Allele size standardization
Genotype data from different studies obtained with the aforementioned
six microsatellite sets were combined after standardizing allele sizes
using the Genalex add-in for Excel (version 6.503) (Peakall & Smouse,
2006; Peakall & Smouse, 2012). Standardization was necessary, because
allele size estimates have been observed to differ up to 7 bp among
platforms (LaHood, Moran, Olsen, Grant, & Park, 2002). In our case they
differed up to 11 bp (microsatellite set B relative to set A:BM3517 : 8 bp, INRA006 : 11 bp, ≤5 bp in the remaining
cases). For various populations, two microsatellite sets were available
(sets A-D in Tables 1 and 2), which permitted standardization by
shifting allele sizes by a constant amount in one of the two sets. With
two microsatellites sets (sets E and F in Tables 1 and 2)
standardization was only possible in comparison with another
microsatellite set applied to another population. The size shift we used
was the one that resulted in the highest Pearson correlation in allele
frequencies and lowest F ST between two sets.
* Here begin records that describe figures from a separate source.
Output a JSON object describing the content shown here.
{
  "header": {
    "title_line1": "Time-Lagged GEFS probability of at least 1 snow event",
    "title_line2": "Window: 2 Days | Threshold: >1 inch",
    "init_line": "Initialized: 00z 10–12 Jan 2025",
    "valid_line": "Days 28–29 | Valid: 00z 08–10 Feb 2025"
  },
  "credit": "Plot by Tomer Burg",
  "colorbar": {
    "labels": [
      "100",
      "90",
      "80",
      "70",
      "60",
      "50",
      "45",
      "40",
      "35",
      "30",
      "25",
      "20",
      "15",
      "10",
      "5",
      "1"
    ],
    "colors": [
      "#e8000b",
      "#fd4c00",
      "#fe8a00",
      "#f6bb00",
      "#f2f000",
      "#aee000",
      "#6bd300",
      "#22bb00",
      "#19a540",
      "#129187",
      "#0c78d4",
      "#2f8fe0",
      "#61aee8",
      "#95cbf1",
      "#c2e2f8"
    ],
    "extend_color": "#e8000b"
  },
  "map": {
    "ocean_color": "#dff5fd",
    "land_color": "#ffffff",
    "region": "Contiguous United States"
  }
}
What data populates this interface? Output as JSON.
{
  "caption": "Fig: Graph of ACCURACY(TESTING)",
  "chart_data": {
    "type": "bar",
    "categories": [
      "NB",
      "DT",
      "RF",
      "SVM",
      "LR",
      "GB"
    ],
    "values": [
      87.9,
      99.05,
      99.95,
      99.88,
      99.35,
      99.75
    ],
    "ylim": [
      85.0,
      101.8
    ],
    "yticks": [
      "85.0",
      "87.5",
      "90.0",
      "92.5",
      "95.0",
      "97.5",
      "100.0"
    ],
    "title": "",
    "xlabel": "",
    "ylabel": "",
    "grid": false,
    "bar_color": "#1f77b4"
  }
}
Given large enough sample sizes, their values are expected to be close
to 1 and 0, respectively. Generally, the obtained Pearson correlations
were >0.8 and the F ST values
<0.01. Using the standardized data to regress pairwise
multilocus F ST values on geographic distance
explained 78% of the genetic variation among populations in East and
southern Africa (Figure S1), thereby providing further support for the
accuracy of the allele size standardization. A detailed description of
the allele size standardization is given in Text S1.